L'automatisation robotisée reste pertinente, mais l'IA en transforme le fonctionnement
L'automatisation robotisée des processus (RPA) n'est pas morte, mais elle se réinvente profondément sous l'influence de l'intelligence artificielle. Longtemps limitée aux tâches répétitives et structurées — saisie de données, traitement de factures, contrôles de conformité — la RPA se retrouve aujourd'hui intégrée dans des architectures hybrides où elle coexiste avec des modèles de langage et du machine learning. Le secteur entre dans une phase de transition graduelle, non de remplacement brutal.

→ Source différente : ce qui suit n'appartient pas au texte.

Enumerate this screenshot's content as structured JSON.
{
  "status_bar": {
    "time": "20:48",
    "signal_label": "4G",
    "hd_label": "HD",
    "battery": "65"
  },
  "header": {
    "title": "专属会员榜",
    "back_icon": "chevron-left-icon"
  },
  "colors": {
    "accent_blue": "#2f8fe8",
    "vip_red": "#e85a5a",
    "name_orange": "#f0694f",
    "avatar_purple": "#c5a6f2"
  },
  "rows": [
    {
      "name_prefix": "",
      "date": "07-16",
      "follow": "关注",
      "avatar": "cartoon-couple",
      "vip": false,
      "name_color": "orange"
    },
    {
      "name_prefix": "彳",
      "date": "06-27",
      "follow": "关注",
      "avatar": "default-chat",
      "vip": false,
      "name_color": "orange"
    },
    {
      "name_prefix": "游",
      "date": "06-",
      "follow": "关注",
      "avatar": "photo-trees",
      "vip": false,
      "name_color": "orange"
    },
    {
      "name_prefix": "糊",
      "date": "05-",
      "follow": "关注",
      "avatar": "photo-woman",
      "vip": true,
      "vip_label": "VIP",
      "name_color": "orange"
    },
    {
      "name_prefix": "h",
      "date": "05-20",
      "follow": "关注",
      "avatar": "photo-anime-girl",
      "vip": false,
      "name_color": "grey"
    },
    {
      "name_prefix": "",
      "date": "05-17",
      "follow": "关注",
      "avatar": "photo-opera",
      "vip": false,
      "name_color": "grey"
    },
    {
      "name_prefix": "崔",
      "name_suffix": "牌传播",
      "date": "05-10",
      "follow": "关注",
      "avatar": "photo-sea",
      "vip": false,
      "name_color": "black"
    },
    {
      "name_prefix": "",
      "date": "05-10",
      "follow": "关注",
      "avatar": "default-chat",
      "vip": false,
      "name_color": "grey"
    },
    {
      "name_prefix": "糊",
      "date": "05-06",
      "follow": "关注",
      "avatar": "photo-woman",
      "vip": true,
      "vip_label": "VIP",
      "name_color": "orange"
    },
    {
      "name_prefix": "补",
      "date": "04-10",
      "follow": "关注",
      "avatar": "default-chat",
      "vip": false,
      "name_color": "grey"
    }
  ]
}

L'enjeu est majeur pour les entreprises qui ont massivement investi dans l'automatisation ces dernières années, notamment dans la finance, les opérations et le support client. La RPA classique, fondée sur des règles prédéfinies, peine à gérer les données non structurées — messages, documents, images — et se révèle fragile dès que les processus évoluent. Chaque modification entraîne des coûts de maintenance croissants, érodant progressivement la valeur des déploiements existants.
Gartner a identifié une nouvelle génération de systèmes d'automatisation dits "adaptatifs", capables de combiner RPA et IA pour traiter un éventail bien plus large d'entrées. Des acteurs historiques du secteur comme Appian et Blue Prism — cette dernière désormais intégrée à SS&C Technologies — ont élargi leurs plateformes vers ce que l'industrie nomme l'intelligent automation : des flux de travail où l'IA interprète les données en amont, puis transmet des informations structurées aux bots RPA pour exécution. Les recherches de McKinsey & Company suggèrent par ailleurs que l'IA générative pourrait automatiser des tâches de prise de décision et de communication, bien au-delà du simple traitement de données routinier.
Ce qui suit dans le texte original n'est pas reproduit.